The relation between prolonged inflammation of a primary tooth and development of cystic lesions in periradicular region has been discussed in many reports [7,14]. These lesions are of frequent existence and the differential diagnosis between them is important to plan an adequate treatment [15]. In the present case, the differential diagnosis included odontogenic keratocyst, unicystic ameloblastoma and radicular cyst. It is important to examine clinical, radiological, and histological findings together to make a final diagnosis [15].

Treatment modalities of cysts generally range from enucleation of the cyst along with extraction of the involved tooth, to marsupialization. The conservative treatment approach which does not involve sacrificing the unerupted permanent tooth is preferred in mixed dentition or when this tooth has eruptive potential according to the angulation and position, as well as the degree of root formation [16]. In this case report, a faster healing of the lesion was noted since the accessory cavity was created by the extraction of the involved deciduous teeth and because children have a better ability to regenerate bone than adults [17]. The period of 3 months after marsupialization is suggested as the critical time to decide for an additional treatment to stimulate tooth eruption between tooth extraction and orthodontic traction [4]. Nevertheless, complete eradication of the cyst is recommended in cases where the permanent tooth is severely damaged, and hopelessly displaced, or carcinomatous potential is diagnosed [12].

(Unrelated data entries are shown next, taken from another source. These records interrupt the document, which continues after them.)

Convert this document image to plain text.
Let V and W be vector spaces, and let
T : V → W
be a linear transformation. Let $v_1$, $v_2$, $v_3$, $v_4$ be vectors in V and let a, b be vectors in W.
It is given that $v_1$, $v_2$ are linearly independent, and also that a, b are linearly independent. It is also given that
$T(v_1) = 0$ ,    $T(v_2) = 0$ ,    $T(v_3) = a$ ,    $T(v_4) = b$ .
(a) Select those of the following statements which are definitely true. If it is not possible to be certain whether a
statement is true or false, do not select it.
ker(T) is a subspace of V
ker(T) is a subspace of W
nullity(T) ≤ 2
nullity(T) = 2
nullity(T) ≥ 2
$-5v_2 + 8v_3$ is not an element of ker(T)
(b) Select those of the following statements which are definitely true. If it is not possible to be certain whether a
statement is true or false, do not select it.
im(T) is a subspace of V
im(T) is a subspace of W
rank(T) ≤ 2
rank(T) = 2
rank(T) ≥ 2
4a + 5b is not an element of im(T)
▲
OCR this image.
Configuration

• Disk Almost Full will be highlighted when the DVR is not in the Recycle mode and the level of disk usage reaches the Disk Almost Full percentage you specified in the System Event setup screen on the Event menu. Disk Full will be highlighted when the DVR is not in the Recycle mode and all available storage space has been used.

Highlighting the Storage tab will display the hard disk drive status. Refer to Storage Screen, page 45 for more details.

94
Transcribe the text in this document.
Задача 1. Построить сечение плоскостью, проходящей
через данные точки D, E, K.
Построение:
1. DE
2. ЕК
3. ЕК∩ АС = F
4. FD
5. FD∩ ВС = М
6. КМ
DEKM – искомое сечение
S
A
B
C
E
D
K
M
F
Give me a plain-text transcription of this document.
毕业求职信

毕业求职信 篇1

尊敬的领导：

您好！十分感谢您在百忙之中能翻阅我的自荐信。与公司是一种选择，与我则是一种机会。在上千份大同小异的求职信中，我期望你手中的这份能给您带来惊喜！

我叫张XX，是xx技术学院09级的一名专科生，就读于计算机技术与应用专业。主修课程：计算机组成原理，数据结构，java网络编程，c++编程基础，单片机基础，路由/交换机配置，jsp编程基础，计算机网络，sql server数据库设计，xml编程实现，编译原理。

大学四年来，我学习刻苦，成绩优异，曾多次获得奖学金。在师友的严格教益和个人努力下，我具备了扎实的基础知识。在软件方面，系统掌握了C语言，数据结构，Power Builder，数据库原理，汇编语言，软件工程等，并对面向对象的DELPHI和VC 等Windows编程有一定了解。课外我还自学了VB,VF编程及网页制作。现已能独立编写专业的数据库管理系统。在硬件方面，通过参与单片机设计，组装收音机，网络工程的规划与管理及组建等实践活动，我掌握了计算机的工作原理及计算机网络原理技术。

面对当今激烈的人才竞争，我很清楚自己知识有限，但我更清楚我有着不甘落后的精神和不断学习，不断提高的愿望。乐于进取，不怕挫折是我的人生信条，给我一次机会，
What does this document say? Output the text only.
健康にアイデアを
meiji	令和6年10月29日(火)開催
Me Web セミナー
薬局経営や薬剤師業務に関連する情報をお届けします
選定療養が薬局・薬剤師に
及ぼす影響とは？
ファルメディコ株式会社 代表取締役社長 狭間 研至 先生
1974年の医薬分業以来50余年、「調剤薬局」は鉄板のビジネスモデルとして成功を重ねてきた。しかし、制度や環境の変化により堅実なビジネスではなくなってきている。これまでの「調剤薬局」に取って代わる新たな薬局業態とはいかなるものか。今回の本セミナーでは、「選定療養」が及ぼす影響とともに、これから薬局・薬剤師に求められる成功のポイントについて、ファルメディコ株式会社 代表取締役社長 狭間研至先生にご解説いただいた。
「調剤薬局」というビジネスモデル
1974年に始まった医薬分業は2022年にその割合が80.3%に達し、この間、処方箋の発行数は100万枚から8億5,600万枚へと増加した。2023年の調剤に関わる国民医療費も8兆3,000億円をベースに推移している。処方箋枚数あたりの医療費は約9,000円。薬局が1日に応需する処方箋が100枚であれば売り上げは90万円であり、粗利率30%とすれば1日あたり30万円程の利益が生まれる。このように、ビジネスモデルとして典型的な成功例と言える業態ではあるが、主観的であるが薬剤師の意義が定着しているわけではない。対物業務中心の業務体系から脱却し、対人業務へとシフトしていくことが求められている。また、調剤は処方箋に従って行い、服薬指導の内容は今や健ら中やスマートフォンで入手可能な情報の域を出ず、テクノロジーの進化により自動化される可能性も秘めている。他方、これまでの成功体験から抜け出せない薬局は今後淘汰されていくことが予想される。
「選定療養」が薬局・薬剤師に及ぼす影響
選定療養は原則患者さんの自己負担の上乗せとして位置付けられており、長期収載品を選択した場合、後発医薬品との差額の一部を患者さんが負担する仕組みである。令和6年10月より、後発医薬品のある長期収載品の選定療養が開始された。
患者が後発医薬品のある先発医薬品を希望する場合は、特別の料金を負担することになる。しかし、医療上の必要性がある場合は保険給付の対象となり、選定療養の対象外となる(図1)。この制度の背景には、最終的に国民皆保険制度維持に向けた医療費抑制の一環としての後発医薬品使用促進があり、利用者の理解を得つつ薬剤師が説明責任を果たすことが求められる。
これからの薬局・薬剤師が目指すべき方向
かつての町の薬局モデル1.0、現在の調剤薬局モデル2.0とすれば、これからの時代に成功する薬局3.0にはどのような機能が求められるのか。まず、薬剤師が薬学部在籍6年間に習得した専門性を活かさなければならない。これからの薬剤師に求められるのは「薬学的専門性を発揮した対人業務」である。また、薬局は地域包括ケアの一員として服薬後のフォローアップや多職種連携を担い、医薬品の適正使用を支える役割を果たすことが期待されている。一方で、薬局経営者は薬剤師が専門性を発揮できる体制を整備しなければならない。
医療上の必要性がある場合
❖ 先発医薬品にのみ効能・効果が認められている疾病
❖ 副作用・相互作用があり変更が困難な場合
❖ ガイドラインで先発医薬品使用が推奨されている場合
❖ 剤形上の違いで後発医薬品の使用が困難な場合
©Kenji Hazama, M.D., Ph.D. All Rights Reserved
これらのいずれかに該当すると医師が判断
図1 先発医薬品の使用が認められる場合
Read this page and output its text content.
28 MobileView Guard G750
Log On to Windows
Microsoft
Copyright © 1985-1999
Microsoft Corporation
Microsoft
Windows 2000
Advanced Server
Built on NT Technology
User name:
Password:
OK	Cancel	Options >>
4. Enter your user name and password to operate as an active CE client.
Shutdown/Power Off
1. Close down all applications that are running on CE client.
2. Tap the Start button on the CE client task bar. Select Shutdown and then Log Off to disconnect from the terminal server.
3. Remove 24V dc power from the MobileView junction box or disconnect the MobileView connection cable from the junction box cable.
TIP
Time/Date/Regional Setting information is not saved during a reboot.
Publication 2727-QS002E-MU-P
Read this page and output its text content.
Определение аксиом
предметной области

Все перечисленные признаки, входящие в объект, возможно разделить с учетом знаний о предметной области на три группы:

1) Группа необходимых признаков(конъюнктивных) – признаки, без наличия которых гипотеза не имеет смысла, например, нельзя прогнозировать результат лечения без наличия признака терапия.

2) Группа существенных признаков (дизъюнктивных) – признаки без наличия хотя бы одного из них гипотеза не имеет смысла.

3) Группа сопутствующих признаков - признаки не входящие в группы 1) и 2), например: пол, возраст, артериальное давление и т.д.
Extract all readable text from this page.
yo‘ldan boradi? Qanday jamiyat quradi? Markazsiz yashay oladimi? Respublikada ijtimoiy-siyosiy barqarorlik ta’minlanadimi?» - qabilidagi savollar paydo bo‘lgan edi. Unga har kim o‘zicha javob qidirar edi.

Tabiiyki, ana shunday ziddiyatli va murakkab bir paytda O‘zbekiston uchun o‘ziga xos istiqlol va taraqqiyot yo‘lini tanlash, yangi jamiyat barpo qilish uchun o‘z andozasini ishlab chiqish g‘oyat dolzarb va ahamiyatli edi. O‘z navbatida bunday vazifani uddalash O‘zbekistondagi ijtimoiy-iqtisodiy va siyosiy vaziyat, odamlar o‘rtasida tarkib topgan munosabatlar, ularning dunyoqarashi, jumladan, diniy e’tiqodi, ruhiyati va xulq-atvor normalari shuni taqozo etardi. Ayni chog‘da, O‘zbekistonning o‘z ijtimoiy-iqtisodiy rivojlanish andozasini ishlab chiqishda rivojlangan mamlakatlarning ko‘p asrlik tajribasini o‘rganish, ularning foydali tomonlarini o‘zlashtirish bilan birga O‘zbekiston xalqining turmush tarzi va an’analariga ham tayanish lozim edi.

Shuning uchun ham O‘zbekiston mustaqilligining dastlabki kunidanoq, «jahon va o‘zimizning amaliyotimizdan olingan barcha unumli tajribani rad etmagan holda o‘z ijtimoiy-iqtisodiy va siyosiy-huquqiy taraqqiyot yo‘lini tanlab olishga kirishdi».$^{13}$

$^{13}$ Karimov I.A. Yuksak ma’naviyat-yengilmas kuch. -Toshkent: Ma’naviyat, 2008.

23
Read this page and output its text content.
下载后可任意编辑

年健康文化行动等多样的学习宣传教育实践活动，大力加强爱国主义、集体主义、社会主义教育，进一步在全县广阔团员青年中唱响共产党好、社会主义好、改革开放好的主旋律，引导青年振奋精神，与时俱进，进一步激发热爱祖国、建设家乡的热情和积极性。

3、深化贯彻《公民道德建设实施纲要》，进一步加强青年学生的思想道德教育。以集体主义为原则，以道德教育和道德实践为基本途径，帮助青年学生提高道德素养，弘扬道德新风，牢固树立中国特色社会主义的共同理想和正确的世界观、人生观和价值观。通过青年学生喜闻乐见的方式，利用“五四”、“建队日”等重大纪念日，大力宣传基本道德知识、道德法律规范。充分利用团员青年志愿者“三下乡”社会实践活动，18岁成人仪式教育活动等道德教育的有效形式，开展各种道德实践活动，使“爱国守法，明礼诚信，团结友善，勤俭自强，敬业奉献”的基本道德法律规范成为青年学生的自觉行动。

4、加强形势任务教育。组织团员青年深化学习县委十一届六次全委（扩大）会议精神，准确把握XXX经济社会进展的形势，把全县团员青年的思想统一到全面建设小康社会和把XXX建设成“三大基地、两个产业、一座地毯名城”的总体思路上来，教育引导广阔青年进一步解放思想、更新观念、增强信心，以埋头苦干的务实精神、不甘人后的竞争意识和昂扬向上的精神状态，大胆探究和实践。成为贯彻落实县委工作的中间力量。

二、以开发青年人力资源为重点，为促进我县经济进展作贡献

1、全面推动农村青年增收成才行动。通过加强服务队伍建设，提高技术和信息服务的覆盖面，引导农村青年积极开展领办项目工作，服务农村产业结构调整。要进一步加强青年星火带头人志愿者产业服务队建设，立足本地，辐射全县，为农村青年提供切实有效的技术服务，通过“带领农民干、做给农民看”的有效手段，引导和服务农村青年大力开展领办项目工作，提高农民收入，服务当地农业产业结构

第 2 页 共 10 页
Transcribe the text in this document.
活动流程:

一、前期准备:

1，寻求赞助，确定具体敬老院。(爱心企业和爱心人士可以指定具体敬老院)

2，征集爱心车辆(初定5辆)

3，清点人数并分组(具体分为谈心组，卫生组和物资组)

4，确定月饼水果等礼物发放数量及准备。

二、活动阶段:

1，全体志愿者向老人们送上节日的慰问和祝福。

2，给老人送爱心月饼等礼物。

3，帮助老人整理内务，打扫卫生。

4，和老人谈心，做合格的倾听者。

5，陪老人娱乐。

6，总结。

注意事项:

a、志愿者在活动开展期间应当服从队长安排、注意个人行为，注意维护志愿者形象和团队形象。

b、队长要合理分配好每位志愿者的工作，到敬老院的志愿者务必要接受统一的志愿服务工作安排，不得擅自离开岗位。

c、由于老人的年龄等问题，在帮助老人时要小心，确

This case report highlights the need for regular supervision of pulp treated teeth, even if they are asymptomatic, as well as eruption phase of permanent and primary teeth. The use of different types of X-rays (panoramic, retro alveolar and CBCT) in pediatric dentistry is necessary in the early diagnose process of cystic lesions. Clinical and histological examinations are also of paramount importance in order to have a definitive diagnosis and an adequate conservative treatment in mixed dentition period.